Человек из похоронного бюро – южанин, в чертах его лица читается покорное смирение, рожденное мудростью, которой он набрался, постоянно созерцая покойников. Он очень любезен. Меня поражает его прическа: плотные, седые волосы. Глаза – две узенькие щелочки, окруженные морщинами, которые рождают в тебе чувство уюта. Этот человек знает, как себя вести. Отец лежит под покрывалом из одноразовой бумажной ткани, которую оставили работники «Скорой помощи». Из-за поднятой руки он словно в индейском вигваме. Жуть. Мне не хочется поднимать эту ткань.

Я устраиваюсь в гостиной, напротив отцовской спальни, в моей бывшей детской. Сажусь за стол, где я готовил уроки, вместе с работником похоронного бюро, который тем временем уже умудрился найти свободную медсестру. Она должна привести в порядок тело отца, опустить гранитную синюшную руку со сжатым кулаком, указывающим вверх.

О папа, милый папа.

Человек из похоронного бюро говорит, что нужно вызвать врача для официальной констатации смерти, иначе они не смогут увести тело в морг, и оно будет лежать в квартире до приезда врача. В таком случае, мне будет лучше открыть окна, ведь ясно, что с телом останусь именно я.

Ночь. Целая ночь наедине с трупом. С трупом моего отца.

Я вдруг вспоминаю о том немецком инженере, что целую ночь провел закрытым в египетской пирамиде, один, готовя самоходного робота к исследованию тоннеля. Он думал, что там, за стеной, находится потайная комната, но там ничего не оказалось. Целую ночь. Немец. В священной гробнице, в космическом корабле Фараонов.

Человек из похоронного бюро обращает мое внимание на то, что сегодня первое января: найти врача, готового выехать для констатации смерти, не так-то просто. Но у него есть список врачей, готовых помочь. Они выезжают даже в чужую смену, стоимость услуги – сто евро за выезд. Я молча киваю, мне дела нет до того, сколько придется заплатить. Увезите же его в морг, заморозьте, поместите в жидкий азот, оставьте там, опустите уже эту руку, разожмите кулак, сотрите этот отчаянный жест бессилия и боли, его последний жест, застывший в rigor mortis.

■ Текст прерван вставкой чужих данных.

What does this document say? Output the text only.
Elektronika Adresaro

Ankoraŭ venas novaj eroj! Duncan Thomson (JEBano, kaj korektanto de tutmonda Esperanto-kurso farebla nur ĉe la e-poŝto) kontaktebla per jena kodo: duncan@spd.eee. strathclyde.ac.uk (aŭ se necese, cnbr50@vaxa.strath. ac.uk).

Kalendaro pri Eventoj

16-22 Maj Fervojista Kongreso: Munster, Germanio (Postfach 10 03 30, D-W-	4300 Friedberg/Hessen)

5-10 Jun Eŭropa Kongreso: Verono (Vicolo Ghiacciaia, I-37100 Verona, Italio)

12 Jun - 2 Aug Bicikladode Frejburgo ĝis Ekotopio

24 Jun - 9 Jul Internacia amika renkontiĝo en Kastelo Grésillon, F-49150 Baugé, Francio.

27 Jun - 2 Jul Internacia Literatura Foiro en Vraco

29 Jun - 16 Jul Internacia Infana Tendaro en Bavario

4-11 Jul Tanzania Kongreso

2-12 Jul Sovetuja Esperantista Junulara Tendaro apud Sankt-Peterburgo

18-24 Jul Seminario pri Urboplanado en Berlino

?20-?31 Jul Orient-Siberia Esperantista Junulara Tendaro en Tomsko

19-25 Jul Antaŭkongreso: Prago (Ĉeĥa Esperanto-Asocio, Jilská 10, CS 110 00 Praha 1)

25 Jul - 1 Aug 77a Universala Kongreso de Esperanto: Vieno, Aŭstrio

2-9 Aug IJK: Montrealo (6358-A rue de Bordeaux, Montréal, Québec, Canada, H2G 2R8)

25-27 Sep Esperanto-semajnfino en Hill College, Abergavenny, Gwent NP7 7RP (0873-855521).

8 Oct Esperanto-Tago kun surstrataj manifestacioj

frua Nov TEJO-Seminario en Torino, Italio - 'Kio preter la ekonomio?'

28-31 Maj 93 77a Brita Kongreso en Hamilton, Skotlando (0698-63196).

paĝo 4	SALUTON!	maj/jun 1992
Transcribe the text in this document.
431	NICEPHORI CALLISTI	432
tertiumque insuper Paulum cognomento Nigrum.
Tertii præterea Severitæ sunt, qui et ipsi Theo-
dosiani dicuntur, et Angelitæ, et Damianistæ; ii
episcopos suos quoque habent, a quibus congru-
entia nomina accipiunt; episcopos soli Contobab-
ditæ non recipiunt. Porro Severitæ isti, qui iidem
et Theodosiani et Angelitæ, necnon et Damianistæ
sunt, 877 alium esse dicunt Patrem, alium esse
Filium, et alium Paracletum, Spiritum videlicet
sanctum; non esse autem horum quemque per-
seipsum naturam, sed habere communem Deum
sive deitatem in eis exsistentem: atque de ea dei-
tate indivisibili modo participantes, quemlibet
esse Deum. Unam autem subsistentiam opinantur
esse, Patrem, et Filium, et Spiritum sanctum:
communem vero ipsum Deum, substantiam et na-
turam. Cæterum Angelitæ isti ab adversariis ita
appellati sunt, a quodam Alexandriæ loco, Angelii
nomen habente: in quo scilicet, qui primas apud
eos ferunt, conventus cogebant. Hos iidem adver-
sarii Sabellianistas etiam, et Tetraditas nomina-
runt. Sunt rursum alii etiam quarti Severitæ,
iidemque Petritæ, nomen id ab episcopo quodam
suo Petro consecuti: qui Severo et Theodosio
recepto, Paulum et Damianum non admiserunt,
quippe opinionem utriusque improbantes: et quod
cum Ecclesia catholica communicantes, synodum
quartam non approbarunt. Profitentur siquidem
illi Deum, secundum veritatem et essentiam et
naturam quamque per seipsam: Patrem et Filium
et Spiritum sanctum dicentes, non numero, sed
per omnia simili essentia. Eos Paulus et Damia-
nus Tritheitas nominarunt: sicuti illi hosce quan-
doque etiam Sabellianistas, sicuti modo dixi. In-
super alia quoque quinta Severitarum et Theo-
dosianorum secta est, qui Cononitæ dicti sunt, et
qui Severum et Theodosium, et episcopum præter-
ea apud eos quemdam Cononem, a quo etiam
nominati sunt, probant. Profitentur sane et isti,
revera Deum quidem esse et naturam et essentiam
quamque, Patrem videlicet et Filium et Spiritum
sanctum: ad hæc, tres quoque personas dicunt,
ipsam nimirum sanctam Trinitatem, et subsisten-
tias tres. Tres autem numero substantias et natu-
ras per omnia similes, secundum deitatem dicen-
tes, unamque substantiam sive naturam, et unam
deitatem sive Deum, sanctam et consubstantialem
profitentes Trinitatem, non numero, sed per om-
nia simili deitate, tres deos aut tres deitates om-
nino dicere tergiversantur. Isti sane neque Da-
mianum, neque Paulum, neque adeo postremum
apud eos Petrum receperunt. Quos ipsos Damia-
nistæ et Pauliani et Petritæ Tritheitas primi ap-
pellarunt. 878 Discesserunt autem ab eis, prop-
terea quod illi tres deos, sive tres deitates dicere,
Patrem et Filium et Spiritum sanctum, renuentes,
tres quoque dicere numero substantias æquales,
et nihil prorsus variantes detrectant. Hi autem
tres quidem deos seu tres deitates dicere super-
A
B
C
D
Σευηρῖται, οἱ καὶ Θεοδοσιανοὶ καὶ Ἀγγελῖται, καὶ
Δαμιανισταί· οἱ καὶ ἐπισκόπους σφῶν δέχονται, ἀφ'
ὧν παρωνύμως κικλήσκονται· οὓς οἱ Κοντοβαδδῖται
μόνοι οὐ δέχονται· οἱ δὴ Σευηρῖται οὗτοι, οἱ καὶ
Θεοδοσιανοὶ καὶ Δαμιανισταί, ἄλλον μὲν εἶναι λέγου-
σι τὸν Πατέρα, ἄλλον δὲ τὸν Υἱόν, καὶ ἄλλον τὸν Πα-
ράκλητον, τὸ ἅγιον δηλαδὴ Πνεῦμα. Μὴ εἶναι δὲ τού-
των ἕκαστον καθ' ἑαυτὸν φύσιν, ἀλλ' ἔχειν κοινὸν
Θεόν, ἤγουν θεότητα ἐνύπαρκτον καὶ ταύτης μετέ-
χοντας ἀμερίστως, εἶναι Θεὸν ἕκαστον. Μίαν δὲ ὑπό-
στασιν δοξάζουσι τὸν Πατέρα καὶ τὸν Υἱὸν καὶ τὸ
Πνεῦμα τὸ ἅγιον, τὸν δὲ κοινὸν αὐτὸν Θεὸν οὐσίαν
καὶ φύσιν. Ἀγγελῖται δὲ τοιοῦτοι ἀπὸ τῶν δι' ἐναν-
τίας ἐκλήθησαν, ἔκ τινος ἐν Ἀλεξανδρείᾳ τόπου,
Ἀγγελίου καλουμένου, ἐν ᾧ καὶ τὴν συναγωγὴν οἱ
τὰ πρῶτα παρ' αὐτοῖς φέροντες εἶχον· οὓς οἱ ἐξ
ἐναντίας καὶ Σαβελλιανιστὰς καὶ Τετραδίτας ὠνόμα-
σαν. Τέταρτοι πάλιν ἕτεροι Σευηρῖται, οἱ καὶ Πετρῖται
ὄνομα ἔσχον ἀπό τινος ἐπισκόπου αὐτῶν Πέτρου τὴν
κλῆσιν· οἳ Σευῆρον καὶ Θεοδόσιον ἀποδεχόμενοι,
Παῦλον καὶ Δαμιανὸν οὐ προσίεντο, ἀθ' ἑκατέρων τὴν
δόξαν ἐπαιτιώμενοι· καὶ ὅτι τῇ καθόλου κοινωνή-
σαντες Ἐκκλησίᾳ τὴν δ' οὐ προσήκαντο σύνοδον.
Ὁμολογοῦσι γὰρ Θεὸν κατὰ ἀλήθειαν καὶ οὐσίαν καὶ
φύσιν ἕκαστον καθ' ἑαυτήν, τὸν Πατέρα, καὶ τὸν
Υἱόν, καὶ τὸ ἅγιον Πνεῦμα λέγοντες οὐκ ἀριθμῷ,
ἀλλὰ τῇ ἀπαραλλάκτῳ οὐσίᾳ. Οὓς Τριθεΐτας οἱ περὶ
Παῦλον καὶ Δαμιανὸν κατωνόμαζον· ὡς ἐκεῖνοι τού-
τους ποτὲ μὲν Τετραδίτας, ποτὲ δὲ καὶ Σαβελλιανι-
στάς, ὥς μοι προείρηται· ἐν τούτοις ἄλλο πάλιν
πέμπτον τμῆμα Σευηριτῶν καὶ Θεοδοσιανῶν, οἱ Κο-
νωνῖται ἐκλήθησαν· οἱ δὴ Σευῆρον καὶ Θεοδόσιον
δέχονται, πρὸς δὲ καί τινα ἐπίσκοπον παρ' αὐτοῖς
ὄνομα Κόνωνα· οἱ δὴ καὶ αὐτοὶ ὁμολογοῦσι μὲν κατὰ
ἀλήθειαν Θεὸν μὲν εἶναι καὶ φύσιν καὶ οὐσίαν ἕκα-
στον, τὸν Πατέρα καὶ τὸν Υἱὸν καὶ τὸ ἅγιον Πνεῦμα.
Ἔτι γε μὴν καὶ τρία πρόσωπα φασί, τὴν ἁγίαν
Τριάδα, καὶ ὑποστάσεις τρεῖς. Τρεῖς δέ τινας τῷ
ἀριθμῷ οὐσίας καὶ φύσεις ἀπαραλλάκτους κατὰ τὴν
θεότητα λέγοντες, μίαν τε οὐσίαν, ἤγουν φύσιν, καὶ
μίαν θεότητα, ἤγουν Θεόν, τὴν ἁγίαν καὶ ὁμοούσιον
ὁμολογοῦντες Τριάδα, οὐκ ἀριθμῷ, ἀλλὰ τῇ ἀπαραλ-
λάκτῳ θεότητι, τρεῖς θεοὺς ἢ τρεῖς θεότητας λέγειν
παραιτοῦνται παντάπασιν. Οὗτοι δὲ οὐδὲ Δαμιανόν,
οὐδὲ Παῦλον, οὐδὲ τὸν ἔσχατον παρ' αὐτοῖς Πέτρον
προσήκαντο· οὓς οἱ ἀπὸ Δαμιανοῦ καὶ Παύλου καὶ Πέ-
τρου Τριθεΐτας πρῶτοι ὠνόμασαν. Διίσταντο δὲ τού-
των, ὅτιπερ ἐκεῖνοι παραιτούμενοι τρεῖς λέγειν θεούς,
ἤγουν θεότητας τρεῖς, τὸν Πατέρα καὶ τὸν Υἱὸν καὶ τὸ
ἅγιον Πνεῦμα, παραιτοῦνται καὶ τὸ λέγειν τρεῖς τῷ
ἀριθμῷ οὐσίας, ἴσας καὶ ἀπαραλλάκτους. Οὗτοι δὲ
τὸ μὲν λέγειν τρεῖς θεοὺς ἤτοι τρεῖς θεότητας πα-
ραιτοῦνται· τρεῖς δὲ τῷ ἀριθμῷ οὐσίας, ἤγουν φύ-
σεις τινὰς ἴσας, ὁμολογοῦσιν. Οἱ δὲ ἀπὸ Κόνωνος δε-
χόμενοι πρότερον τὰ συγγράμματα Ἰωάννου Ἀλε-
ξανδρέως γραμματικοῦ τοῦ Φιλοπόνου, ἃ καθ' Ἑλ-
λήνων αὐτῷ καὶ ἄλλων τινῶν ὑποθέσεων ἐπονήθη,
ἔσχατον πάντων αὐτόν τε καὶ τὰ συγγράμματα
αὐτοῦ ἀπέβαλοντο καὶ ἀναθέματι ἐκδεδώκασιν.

Врачей нет. В день, знаменующий вступление в 2006 год, ни один врач не хочет приехать и выдать справку, что мой отец мертв.


Пора подсуетиться.

Обзваниваю знакомых врачей.

Все разъехались.

Наконец, остается одна-единственная врачиха, которой лучше бы не звонить: из той самой клиники, где я прохожу нейропсихиатрическую терапию. Чтобы без помощи слов, в движении, растопить травмы, нанесенные мне в раннем возрасте собственными родителями. Movement therapy.

Звоню, объясняю, в чем дело, она приезжает.


Войдя в квартиру, она осторожно оглядывается. Она знает меня уже много лет. Недоверчиво оглядывает декорации, в которых вырос ее пациент, гнетущую мебель, мрачные и подозрительные картины, темноту, которую я перевел на язык разрозненных психосоматических проявлений: неукротимую рвоту, невыносимые мигрени, бесконечные простуды и вечную чесотку. И вот он, враг, он же друг, отеческий, сверхлегкий, точно небесное тело. Я думаю об отце, который, согласно верованиям, в эту самую минуту уже облекся в эфирное тело, но до сих пор не верит, что умер. Он кричит изо всех сил, надеясь быть услышанным, да только мы не хотим его слышать. Ничего нового, все так же, как оно и было в той обыденной жизни, которую мы прожили вместе, верно, папа?

Врачиха просит меня выйти из комнаты: «Зрелище не из приятных».


Когда она выходит из комнаты вместе с типом из похоронной конторы, остается невероятное количество всевозможных бумаг, которые нужно подписать: документы, свидетельства, диагноз. Диагноз – ОИМ: «острый инфаркт миокарда». Врачиха ошиблась датой, но этого никто не заметил, отныне и впредь будет считаться, что мой отец умер первого января 2006 года, а не тридцать первого декабря.

Я провожаю ее до двери подъезда, дверь в квартиру открыта, врачиха спускается по лестнице, обнимает меня. Обнимает меня. Я спрашиваю, долго ли страдал мой отец. «Секунд пятнадцать-двадцать. Джузеппе, поверь мне. Лучше уж так, чем от рака».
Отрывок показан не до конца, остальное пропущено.